Ora, di fronte ai giochi di ruolo, ciò che provo è radicalmente differente. Prendendo come esempio l’ultima campagna di Fantasy World (a cui al momento partecipano @ranocchio, @Viandante e @Davos), mi trovo a considerare quanto differenti siano le mie sensazioni. Anzitutto, non riconosco un senso del divertimento nell’atto del gioco: in quel preciso momento - al tavolo, mentre siamo impegnati ad ascoltarci vicendevolmente - mi sento troppo impegnato a spingere sui tasti offerti dalle meccaniche e dagli spunti degli altri giocatori per creare elementi che solo tra una pausa e l’altra riesco a riconnettere come “divertenti”. E’ come trovarsi in sala prove, suonando con il tuo gruppo: sei impegnato a fare la tua parte mentre ci si ascolta, si sbaglia, ci si lamenta di un assolo complesso, e solo al termine del pezzo, mentre tiri il fiato, senti di poter dire che stai facendo qualcosa che ti soddisfa, che ti fa venire voglia di tornare la settimana prossima a suonare con questo gruppo. Se penso molto attentamente alla faccenda, posso ricordare alcuni momenti, anche in altre partite, dove quella sensazione di “oh, questo si che è divertente” arriva nel momento stesso in cui stiamo parlando al tavolo; ma non la definirei come una regola quanto un’eccezione sporadica ed imprevista.
Credo che in parte il discorso tocchi i temi già esplorati da @ranocchio nel suo thread Una chitarra dovrebbe suonarsi da sola?. C’è sicuramente una parte di crescita e di riconoscimento in ciò che chiamiamo “divertimento”, che passa da un processo di responsabilità delle persone al tavolo, e che richiede un certo tempo. Ma forse queste riflessioni vorrebbero andare oltre l’esperienza di una curva di difficoltà. Mi chiedo se questi limiti che avverto siano intrinseci al medium, o se al contrario necessitino di più sforzi e attenzioni da parte mia.

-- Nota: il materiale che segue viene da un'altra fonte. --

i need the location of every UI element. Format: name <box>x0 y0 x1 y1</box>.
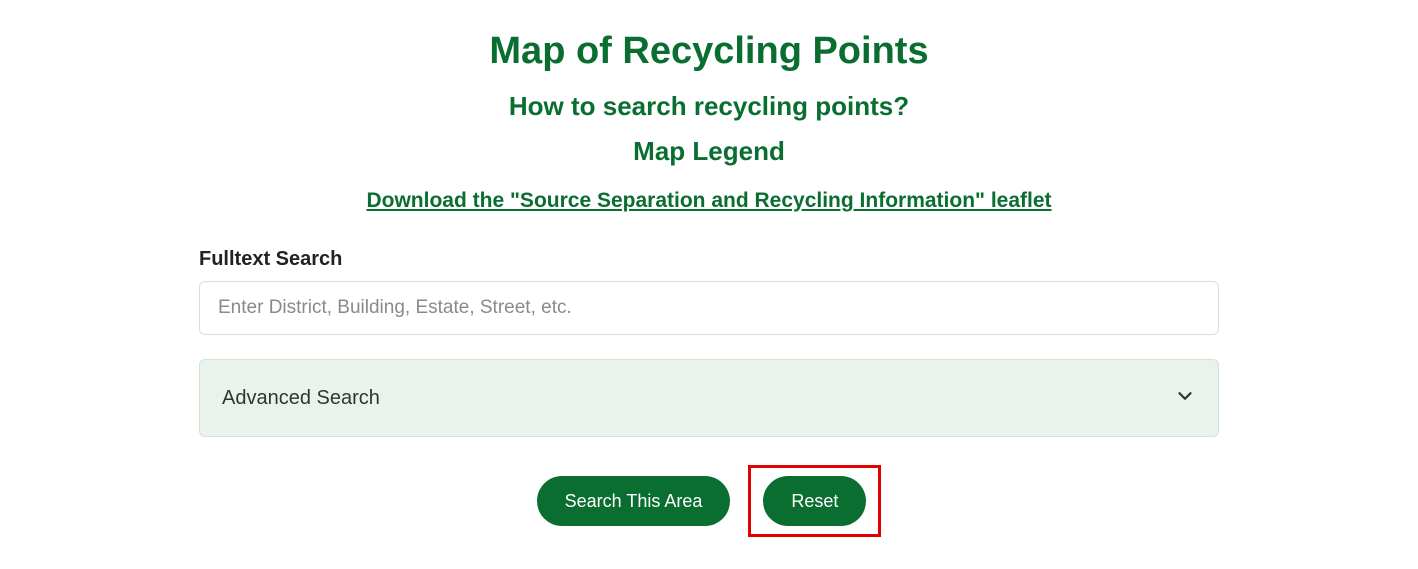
advanced-search-label: Advanced Search <box>222 387 380 410</box>
map-legend-link[interactable]: Map Legend <box>199 136 1219 167</box>
fulltext-search-label: Fulltext Search <box>199 248 1219 271</box>
chevron-down-icon <box>1174 385 1196 412</box>
download-leaflet-link[interactable]: Download the "Source Separation and Recy… <box>199 189 1219 213</box>
search-this-area-button[interactable]: Search This Area <box>537 476 731 526</box>
fulltext-search-input[interactable] <box>199 281 1219 335</box>
reset-button[interactable]: Reset <box>763 476 866 526</box>
reset-highlight-box: Reset <box>748 465 881 537</box>
button-row: Search This Area Reset <box>199 465 1219 537</box>
page-title: Map of Recycling Points <box>199 30 1219 73</box>
how-to-search-link[interactable]: How to search recycling points? <box>199 91 1219 122</box>
advanced-search-toggle[interactable]: Advanced Search <box>199 359 1219 437</box>
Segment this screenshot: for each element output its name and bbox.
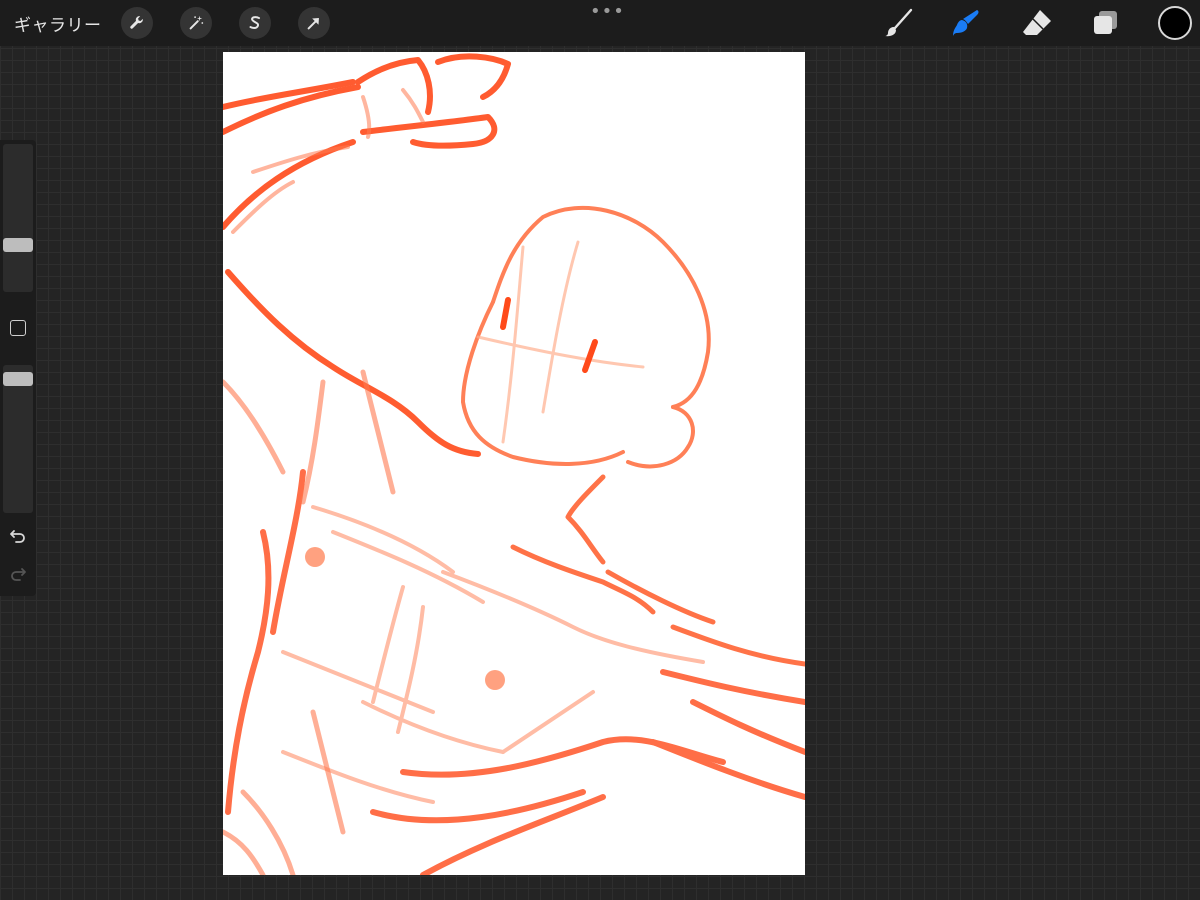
actions-button[interactable] (121, 7, 153, 39)
brush-icon (885, 8, 913, 37)
layers-icon (1094, 11, 1117, 34)
redo-icon[interactable] (8, 564, 28, 584)
opacity-slider[interactable] (3, 365, 33, 513)
drawing-canvas[interactable] (223, 52, 805, 875)
color-picker-button[interactable] (1158, 6, 1192, 40)
smudge-icon (953, 10, 979, 36)
gallery-button[interactable]: ギャラリー (14, 11, 102, 36)
left-sidebar (0, 140, 36, 596)
opacity-slider-thumb[interactable] (3, 371, 33, 386)
magic-wand-icon (189, 15, 204, 30)
more-options-button[interactable]: ••• (590, 1, 625, 22)
wrench-icon (130, 16, 143, 29)
selection-s-icon (249, 16, 261, 29)
arrow-cursor-icon (307, 18, 319, 30)
eraser-icon (1023, 10, 1051, 35)
brush-size-slider-thumb[interactable] (3, 237, 33, 252)
layers-button[interactable] (1089, 6, 1123, 40)
selection-button[interactable] (239, 7, 271, 39)
adjustments-button[interactable] (180, 7, 212, 39)
brush-size-slider[interactable] (3, 144, 33, 292)
sketch-artwork (223, 53, 805, 875)
brush-button[interactable] (882, 6, 916, 40)
undo-icon[interactable] (8, 526, 28, 546)
top-toolbar: ギャラリー ••• (0, 0, 1200, 46)
smudge-button[interactable] (950, 6, 984, 40)
transform-button[interactable] (298, 7, 330, 39)
eraser-button[interactable] (1020, 6, 1054, 40)
modify-button[interactable] (10, 320, 26, 336)
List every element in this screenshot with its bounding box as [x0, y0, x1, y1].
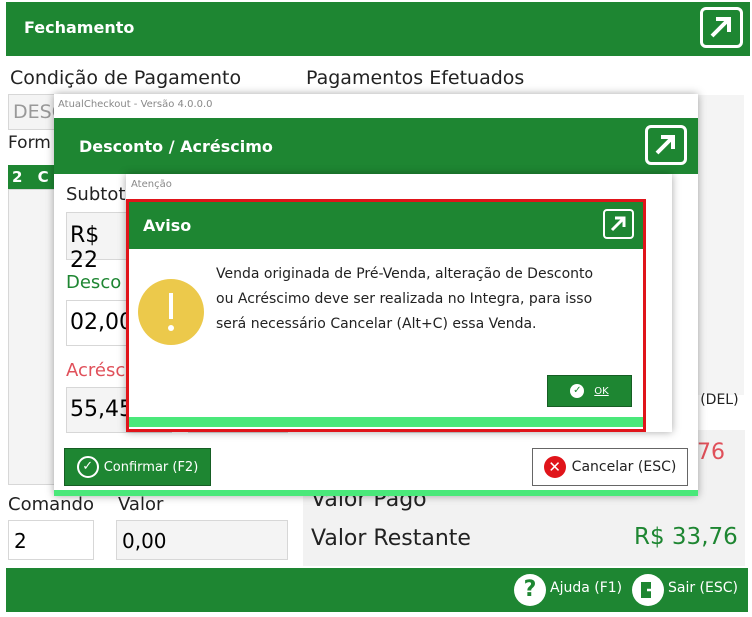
- forms-label: Form: [8, 133, 51, 153]
- valor-restante-value: R$ 33,76: [634, 524, 738, 550]
- valor-restante-label: Valor Restante: [311, 526, 471, 551]
- ok-button[interactable]: ✓ OK: [547, 375, 632, 407]
- comando-input[interactable]: 2: [8, 520, 94, 560]
- help-button[interactable]: Ajuda (F1): [550, 580, 622, 596]
- payments-grid[interactable]: [8, 189, 56, 485]
- help-icon[interactable]: ?: [514, 574, 546, 606]
- payment-condition-label: Condição de Pagamento: [10, 67, 242, 89]
- payment-condition-input[interactable]: DESC: [8, 94, 65, 130]
- cancel-label: Cancelar (ESC): [571, 459, 677, 475]
- alert-dialog-header: [129, 202, 643, 249]
- confirm-label: Confirmar (F2): [103, 459, 199, 475]
- acrescimo-label: Acrésc: [66, 360, 126, 381]
- discount-dialog-window-title: AtualCheckout - Versão 4.0.0.0: [58, 99, 213, 110]
- discount-value: 76: [697, 440, 725, 465]
- payments-made-label: Pagamentos Efetuados: [306, 67, 525, 89]
- ok-label: OK: [594, 385, 609, 397]
- discount-dialog-title: Desconto / Acréscimo: [79, 137, 273, 156]
- grid-col-qty: 2: [12, 168, 23, 186]
- alert-dialog-window-title: Atenção: [131, 179, 172, 190]
- comando-label: Comando: [8, 494, 94, 515]
- alert-message-line: será necessário Cancelar (Alt+C) essa Ve…: [216, 316, 537, 332]
- check-circle-icon: ✓: [76, 456, 99, 478]
- exit-icon[interactable]: [632, 574, 664, 606]
- logo-arrow-icon: [603, 209, 634, 239]
- cancel-button[interactable]: ✕ Cancelar (ESC): [532, 448, 688, 486]
- cancel-x-icon: ✕: [543, 456, 566, 478]
- exit-button[interactable]: Sair (ESC): [668, 580, 738, 596]
- discount-dialog-footer-bar: [54, 490, 698, 496]
- alert-dialog-title: Aviso: [143, 216, 192, 235]
- alert-message-line: Venda originada de Pré-Venda, alteração …: [216, 266, 594, 282]
- page-title: Fechamento: [24, 18, 135, 37]
- confirm-button[interactable]: ✓ Confirmar (F2): [64, 448, 211, 486]
- warning-icon: [138, 279, 204, 345]
- check-circle-icon: ✓: [570, 384, 585, 398]
- valor-label: Valor: [118, 494, 164, 515]
- grid-col-code: C: [37, 168, 49, 186]
- desconto-input[interactable]: 02,00: [66, 300, 133, 346]
- alert-message: Venda originada de Pré-Venda, alteração …: [216, 262, 593, 337]
- alert-message-line: ou Acréscimo deve ser realizada no Integ…: [216, 291, 593, 307]
- desconto-label: Desco: [66, 272, 122, 293]
- subtotal-value: R$ 22: [66, 212, 128, 273]
- subtotal-label: Subtot: [66, 184, 126, 205]
- logo-arrow-icon: [645, 125, 687, 165]
- valor-input[interactable]: 0,00: [116, 520, 288, 560]
- alert-dialog-footer-bar: [129, 417, 643, 427]
- logo-arrow-icon: [700, 7, 743, 48]
- grid-header: 2 C: [8, 165, 56, 189]
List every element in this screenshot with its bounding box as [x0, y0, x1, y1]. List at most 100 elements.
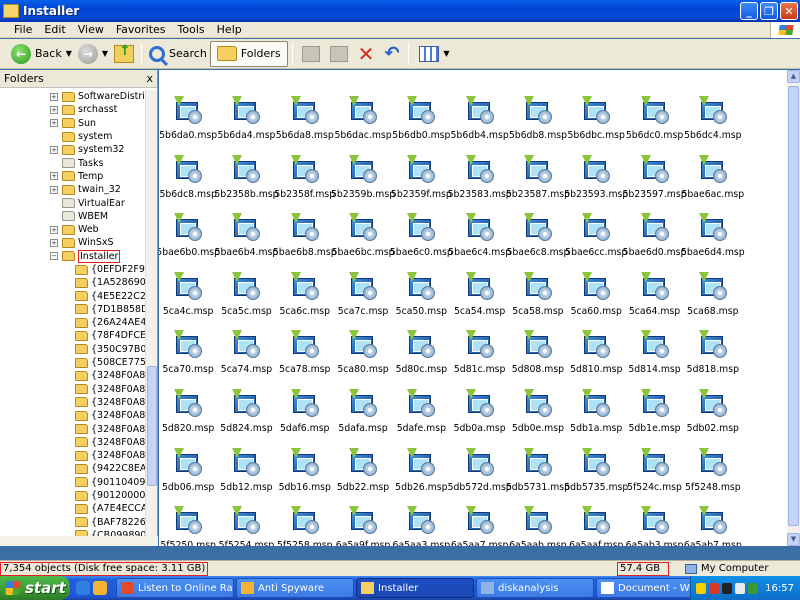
file-item[interactable]: 5db1e.msp [625, 389, 683, 448]
file-item[interactable]: 6a5aa3.msp [392, 506, 450, 546]
scrollbar-thumb[interactable] [147, 366, 157, 486]
tree-child-item[interactable]: {3248F0A8-6 [0, 383, 146, 396]
tree-horizontal-scrollbar[interactable] [0, 536, 158, 546]
menu-favorites[interactable]: Favorites [110, 23, 172, 36]
file-item[interactable]: 5b6da8.msp [276, 96, 334, 155]
file-item[interactable]: 5b23587.msp [506, 155, 570, 214]
file-item[interactable]: 5ca6c.msp [276, 272, 334, 331]
file-item[interactable]: 5db5735.msp [564, 448, 628, 507]
tree-child-item[interactable]: {90110409-6 [0, 476, 146, 489]
tray-network-icon[interactable] [748, 582, 759, 594]
file-item[interactable]: 5b23597.msp [622, 155, 687, 214]
file-item[interactable]: 5dafa.msp [334, 389, 392, 448]
close-button[interactable]: ✕ [780, 2, 798, 20]
file-item[interactable]: 5daf6.msp [276, 389, 334, 448]
tree-item[interactable]: − Installer [0, 249, 146, 263]
expand-icon[interactable]: + [50, 238, 58, 247]
tree-child-item[interactable]: {9422C8EA-B [0, 462, 146, 475]
file-item[interactable]: 5ca50.msp [392, 272, 450, 331]
file-item[interactable]: 5ca80.msp [334, 330, 392, 389]
file-item[interactable]: 5d814.msp [625, 330, 683, 389]
file-view-scrollbar[interactable]: ▲ ▼ [787, 70, 800, 546]
file-item[interactable]: 5db02.msp [684, 389, 742, 448]
maximize-button[interactable]: ❐ [760, 2, 778, 20]
taskbar-button[interactable]: Listen to Online Radi... [116, 578, 234, 598]
tree-child-item[interactable]: {7D1B858D-A [0, 303, 146, 316]
file-item[interactable]: 5bae6d4.msp [681, 213, 745, 272]
tree-child-item[interactable]: {3248F0A8-6 [0, 422, 146, 435]
file-item[interactable]: 5ca70.msp [159, 330, 217, 389]
file-item[interactable]: 5db1a.msp [567, 389, 625, 448]
file-item[interactable]: 5ca60.msp [567, 272, 625, 331]
file-item[interactable]: 5db0e.msp [509, 389, 567, 448]
tree-child-item[interactable]: {1A528690-6 [0, 276, 146, 289]
file-item[interactable]: 5b23583.msp [448, 155, 512, 214]
file-item[interactable]: 5ca74.msp [217, 330, 275, 389]
tree-child-item[interactable]: {0EFDF2F9-8 [0, 263, 146, 276]
file-item[interactable]: 5db5731.msp [506, 448, 570, 507]
tree-item[interactable]: + WinSxS [0, 236, 146, 249]
collapse-icon[interactable]: − [50, 252, 58, 261]
file-item[interactable]: 5d808.msp [509, 330, 567, 389]
file-item[interactable]: 5db0a.msp [450, 389, 508, 448]
file-item[interactable]: 5d810.msp [567, 330, 625, 389]
file-item[interactable]: 5b6da0.msp [159, 96, 217, 155]
copy-to-icon[interactable] [329, 45, 348, 62]
file-item[interactable]: 6a5aa7.msp [450, 506, 508, 546]
tree-item[interactable]: + twain_32 [0, 183, 146, 196]
tree-item[interactable]: system [0, 130, 146, 143]
file-item[interactable]: 5b23593.msp [564, 155, 628, 214]
file-item[interactable]: 5bae6d0.msp [623, 213, 686, 272]
file-item[interactable]: 5b6da4.msp [217, 96, 275, 155]
file-item[interactable]: 5b6db0.msp [392, 96, 450, 155]
file-item[interactable]: 5db26.msp [392, 448, 450, 507]
start-button[interactable]: start [0, 576, 70, 600]
back-button[interactable]: ← Back ▼ [8, 41, 75, 67]
minimize-button[interactable]: _ [740, 2, 758, 20]
tree-item[interactable]: VirtualEar [0, 196, 146, 209]
tree-child-item[interactable]: {A7E4ECCA-4 [0, 502, 146, 515]
menu-help[interactable]: Help [211, 23, 248, 36]
file-item[interactable]: 5b2358f.msp [274, 155, 335, 214]
tree-item[interactable]: + Web [0, 223, 146, 236]
menu-tools[interactable]: Tools [172, 23, 211, 36]
expand-icon[interactable]: + [50, 185, 58, 194]
forward-button[interactable]: → ▼ [75, 41, 111, 67]
dropdown-arrow-icon[interactable]: ▼ [66, 49, 72, 58]
dropdown-arrow-icon[interactable]: ▼ [102, 49, 108, 58]
tree-child-item[interactable]: {3248F0A8-6 [0, 409, 146, 422]
tree-child-item[interactable]: {350C97B0-3 [0, 343, 146, 356]
file-item[interactable]: 5d820.msp [159, 389, 217, 448]
file-item[interactable]: 5b6dc4.msp [684, 96, 742, 155]
tree-child-item[interactable]: {BAF78226-3 [0, 516, 146, 529]
file-item[interactable]: 5ca5c.msp [217, 272, 275, 331]
file-item[interactable]: 5db16.msp [276, 448, 334, 507]
menu-view[interactable]: View [72, 23, 110, 36]
browser-icon[interactable] [76, 581, 90, 595]
menu-edit[interactable]: Edit [38, 23, 71, 36]
file-item[interactable]: 5b6dc8.msp [159, 155, 217, 214]
file-item[interactable]: 5bae6cc.msp [565, 213, 627, 272]
tree-child-item[interactable]: {3248F0A8-6 [0, 436, 146, 449]
up-folder-button[interactable] [111, 41, 137, 67]
file-item[interactable]: 5bae6b0.msp [159, 213, 220, 272]
file-item[interactable]: 5b2359b.msp [331, 155, 395, 214]
folders-button[interactable]: Folders [209, 40, 288, 67]
tree-child-item[interactable]: {3248F0A8-6 [0, 396, 146, 409]
file-item[interactable]: 5f5250.msp [159, 506, 217, 546]
file-item[interactable]: 5ca58.msp [509, 272, 567, 331]
file-item[interactable]: 5b6db8.msp [509, 96, 567, 155]
file-item[interactable]: 5d81c.msp [450, 330, 508, 389]
file-item[interactable]: 5b6dbc.msp [567, 96, 625, 155]
file-item[interactable]: 5f524c.msp [625, 448, 683, 507]
file-item[interactable]: 5b6dac.msp [334, 96, 392, 155]
delete-icon[interactable]: ✕ [358, 44, 375, 64]
tree-child-item[interactable]: {26A24AE4-0 [0, 316, 146, 329]
scrollbar-thumb[interactable] [788, 86, 799, 526]
file-item[interactable]: 5b6db4.msp [450, 96, 509, 155]
tree-item[interactable]: Tasks [0, 156, 146, 169]
file-item[interactable]: 5ca78.msp [276, 330, 334, 389]
tray-program-icon[interactable] [722, 582, 733, 594]
tree-child-item[interactable]: {78F4DFCE-1 [0, 329, 146, 342]
views-button[interactable]: ▼ [413, 41, 452, 67]
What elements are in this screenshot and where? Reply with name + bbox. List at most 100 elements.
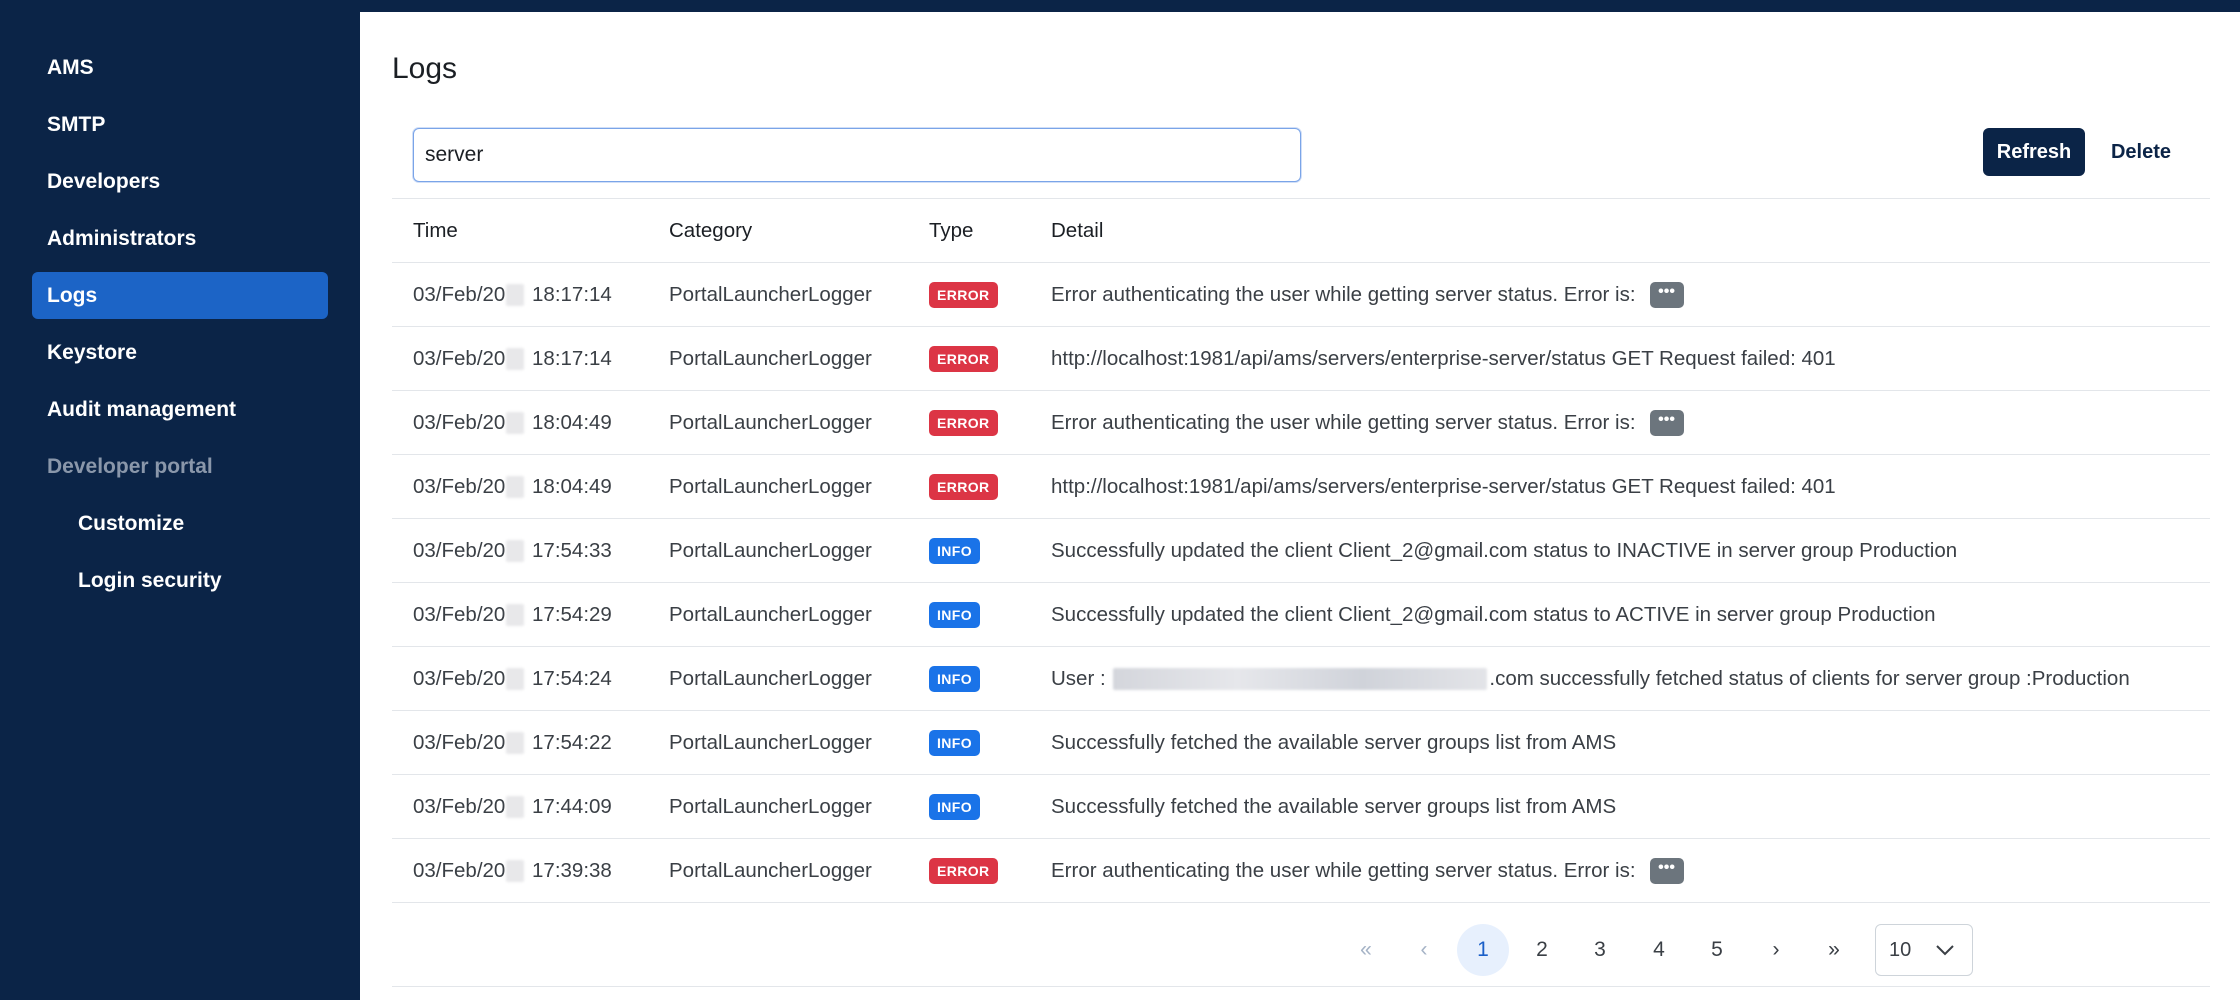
log-detail: Successfully fetched the available serve… <box>1051 711 1616 775</box>
type-badge: ERROR <box>929 410 998 436</box>
detail-text: .com successfully fetched status of clie… <box>1489 667 2130 690</box>
log-type: INFO <box>929 775 981 839</box>
type-badge: ERROR <box>929 474 998 500</box>
table-row[interactable]: 03/Feb/20 18:04:49 PortalLauncherLogger … <box>392 455 2210 519</box>
log-time: 03/Feb/20 18:17:14 <box>413 263 612 327</box>
page-size-select[interactable]: 10 <box>1875 924 1973 976</box>
detail-prefix: User : <box>1051 667 1106 690</box>
table-row[interactable]: 03/Feb/20 17:54:22 PortalLauncherLogger … <box>392 711 2210 775</box>
page-button-1[interactable]: 1 <box>1457 924 1509 976</box>
page-button-2[interactable]: 2 <box>1516 924 1568 976</box>
sidebar-item-ams[interactable]: AMS <box>32 44 328 91</box>
type-badge: INFO <box>929 538 981 564</box>
sidebar-nav: AMS SMTP Developers Administrators Logs … <box>32 44 328 614</box>
log-category: PortalLauncherLogger <box>669 475 872 498</box>
log-type: ERROR <box>929 391 998 455</box>
log-date: 03/Feb/20 <box>413 283 506 306</box>
log-detail: Successfully updated the client Client_2… <box>1051 519 1957 583</box>
log-category: PortalLauncherLogger <box>669 539 872 562</box>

Se infatti non liquido la faccenda come “ogni medium è differente, ci si diverte in maniera diversa”, è perchè riconosco la difficoltà di tradurre molte delle esperienze di actual play di gdr che leggo online di modo che non collidano con l’esperienza di divertimento che esperisco solitamente con i videogiochi. Credo che un esempio sia più pratico: su Adept Play si arriva a parlare di una campagna di Sorcerer&Sword che, comparata con una di Freebooters, sembra offrire quel tipo di divertimento non mediato, immediatamente riconosciuto che ho descritto precedentemente.
Non ho molto altro da dire, se non chiarire che il mio desiderio è riflettere criticamente sulle mie aspettative di divertimento sul gioco di ruolo. Voglio capire e riconoscere meglio cosa provo al tavolo, e anche per questo mi interessano moltissimo le vostre esperienze.